Graduate Student / Postdoc Seminar
New and improved Johnson-Lindenstrauss embeddings via the Restricted Isometry Property
Speaker: Felix Krahmer, Hausdorff Center for Mathematics, University of Bonn
Location: Warren Weaver Hall 1302
Date: Friday, March 25, 2011, 1 p.m.
Synopsis:
The Johnson-Lindenstrauss (JL) Lemma states that any set of \(p\) points in high dimensional Euclidean space can be embedded into \(O(\delta^{-2}\log(p))\) dimensions, without distorting the distance between any two points by more than a factor between \(1-\delta\) and \(1+\delta\). We establish a new connection between the JL Lemma and the Restricted Isometry Property (RIP), a well-known concept in the theory of sparse recovery often used for showing the success of \(\ell_1\)-minimization.
Consider an \(m \times N\) matrix satisfying the \((k,\delta_{k})\)-RIP with randomized column signs and an arbitrary set \(E\) of \(O(e^k)\) points in \(\mathbb{R}^N\). We show that with high probability, such a matrix with randomized column signs maps \(E\) into \(\mathbb{R}^m\) without distorting the distance between any two points by more than a factor of \(1\pm4\delta_k\). Consequently, matrices satisfying the Restricted Isometry of optimal order provide optimal Johnson-Lindenstrauss embeddings up to a logarithmic factor in \(N\). Moreover, our results yield the best known bounds on the necessary embedding dimension \(m\) for a wide class of structured random matrices.
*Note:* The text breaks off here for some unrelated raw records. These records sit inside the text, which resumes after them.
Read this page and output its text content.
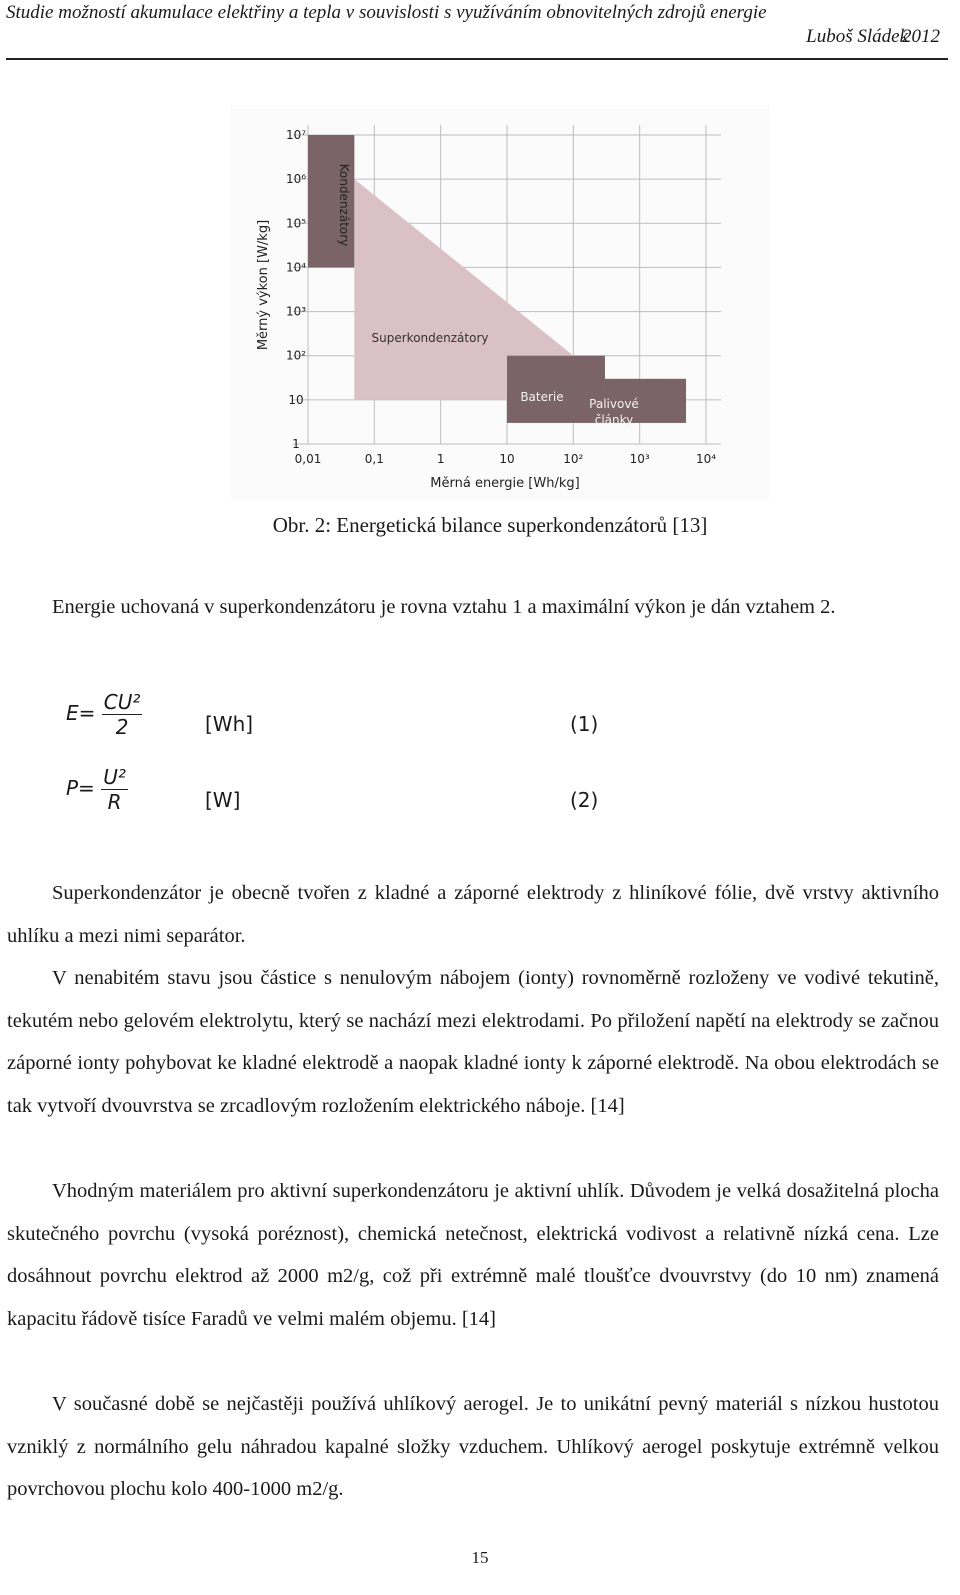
Studie možností akumulace elektřiny a tepla v souvislosti s využíváním obnovitelných zdrojů energie
Luboš Sládek
2012
Kondenzátory
Superkondenzátory
Baterie Palivové
články
0,01	0,1	1	10	10²	10³	10⁴
1
10
10²
10³
10⁴
10⁵
10⁶
10⁷
Měrná energie [Wh/kg]
Měrný výkon [W/kg]
Obr. 2: Energetická bilance superkondenzátorů [13]
Energie uchovaná v superkondenzátoru je rovna vztahu 1 a maximální výkon je dán vztahem 2.
$E= \frac{\text{CU²}}{2}$	[Wh]	(1)
$P= \frac{\text{U²}}{R}$	[W]	(2)
Superkondenzátor je obecně tvořen z kladné a záporné elektrody z hliníkové fólie, dvě vrstvy aktivního uhlíku a mezi nimi separátor.
V nenabitém stavu jsou částice s nenulovým nábojem (ionty) rovnoměrně rozloženy ve vodivé tekutině, tekutém nebo gelovém elektrolytu, který se nachází mezi elektrodami. Po přiložení napětí na elektrody se začnou záporné ionty pohybovat ke kladné elektrodě a naopak kladné ionty k záporné elektrodě. Na obou elektrodách se tak vytvoří dvouvrstva se zrcadlovým rozložením elektrického náboje. [14]
Vhodným materiálem pro aktivní superkondenzátoru je aktivní uhlík. Důvodem je velká dosažitelná plocha skutečného povrchu (vysoká poréznost), chemická netečnost, elektrická vodivost a relativně nízká cena. Lze dosáhnout povrchu elektrod až 2000 m2/g, což při extrémně malé tloušťce dvouvrstvy (do 10 nm) znamená kapacitu řádově tisíce Faradů ve velmi malém objemu. [14]
V současné době se nejčastěji používá uhlíkový aerogel. Je to unikátní pevný materiál s nízkou hustotou vzniklý z normálního gelu náhradou kapalné složky vzduchem. Uhlíkový aerogel poskytuje extrémně velkou povrchovou plochu kolo 400-1000 m2/g.
15
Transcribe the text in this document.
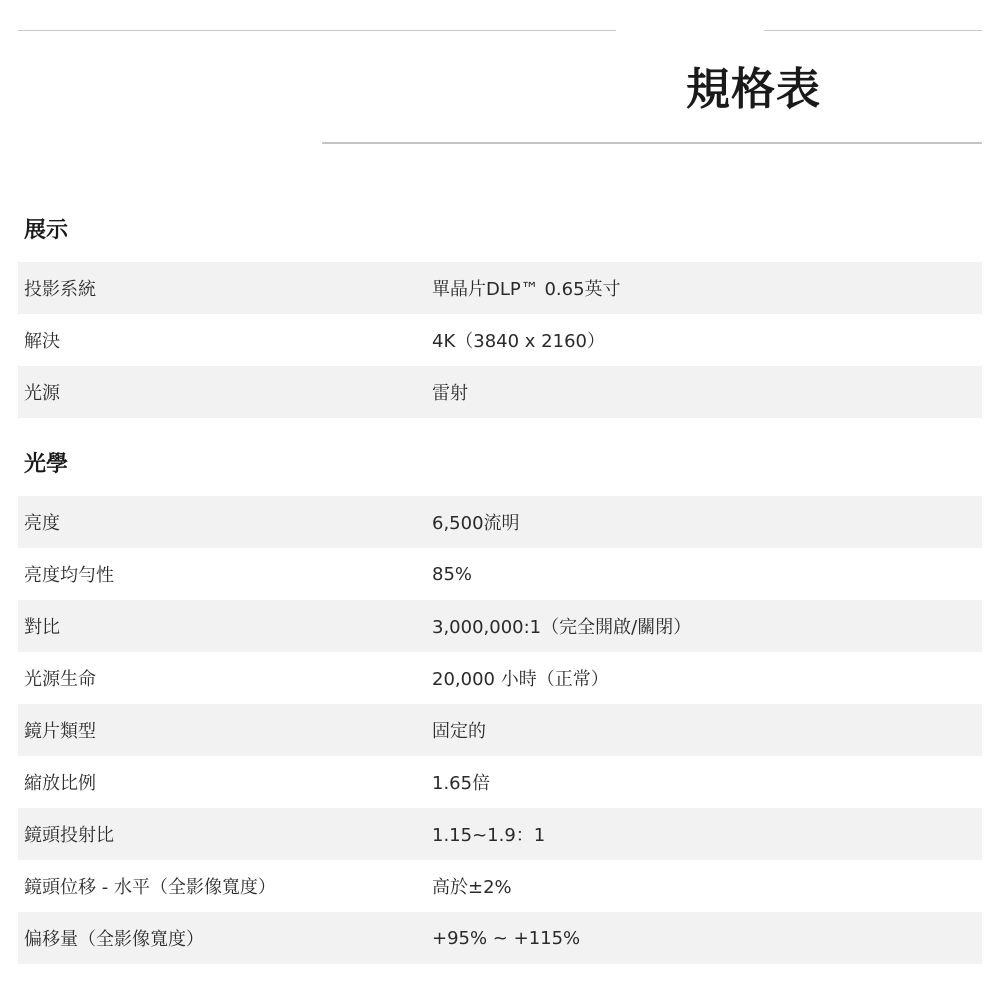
規格表
展示
投影系統	單晶片DLP™ 0.65英寸
解決	4K（3840 x 2160）
光源	雷射
光學
亮度	6,500流明
亮度均勻性	85%
對比	3,000,000:1（完全開啟/關閉）
光源生命	20,000 小時（正常）
鏡片類型	固定的
縮放比例	1.65倍
鏡頭投射比	1.15~1.9：1
鏡頭位移 - 水平（全影像寬度）	高於±2%
偏移量（全影像寬度）	+95% ~ +115%
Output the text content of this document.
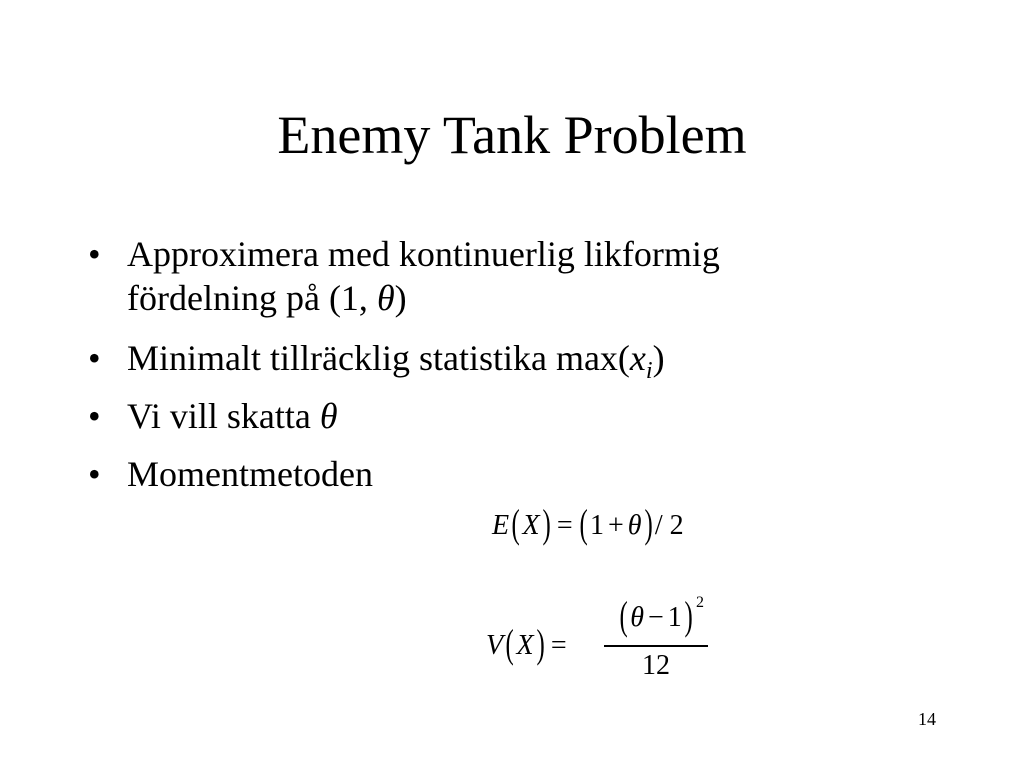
Enemy Tank Problem
• Approximera med kontinuerlig likformig
fördelning på (1, θ)
• Minimalt tillräcklig statistika $\max(x_i)$
• Vi vill skatta θ
• Momentmetoden
E(X) = (1 + θ)/ 2
V(X) =
(θ − 1) 2
12
14
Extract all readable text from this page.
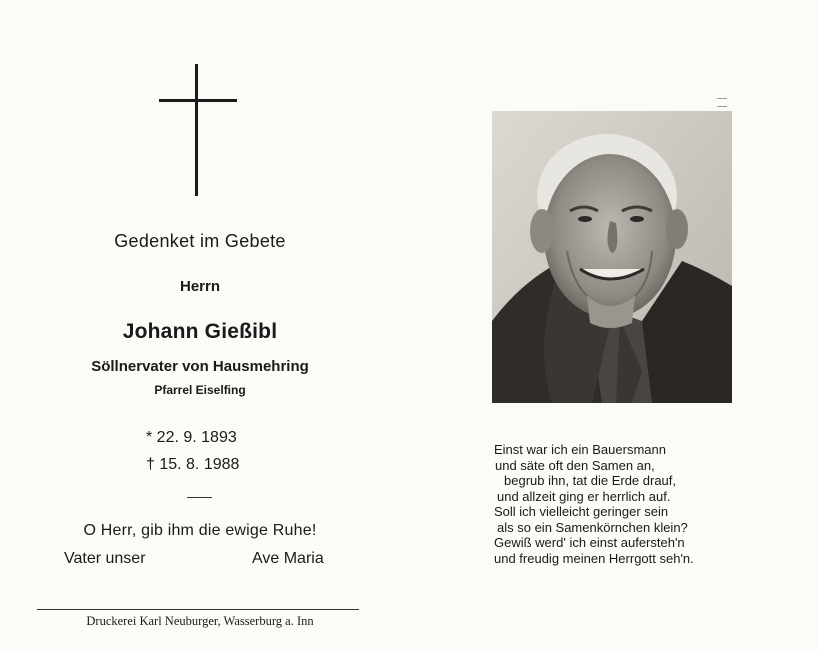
Gedenket im Gebete
Herrn
Johann Gießibl
Söllnervater von Hausmehring
Pfarrel Eiselfing
* 22. 9. 1893
† 15. 8. 1988
O Herr, gib ihm die ewige Ruhe!
Vater unser	Ave Maria
Druckerei Karl Neuburger, Wasserburg a. Inn
Einst war ich ein Bauersmann
und säte oft den Samen an,
begrub ihn, tat die Erde drauf,
und allzeit ging er herrlich auf.
Soll ich vielleicht geringer sein
als so ein Samenkörnchen klein?
Gewiß werd' ich einst aufersteh'n
und freudig meinen Herrgott seh'n.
In particular, for partial Fourier and partial Hadamard matrices, our method optimizes the dependence of \(m\) on the distortion \(\delta\) : We improve the recent bound \(m = O(\delta^{-4}\log(p)\log^4(N))\) of Ailon and Liberty (2010) to \(m = O(\delta^{-2}\log(p)\log^4(N))\), which is optimal up to the logarithmic factors in \(N\). Our results also have a direct application in the area of compressed sensing for redundant dictionaries.
This is joint work with Rachel Ward.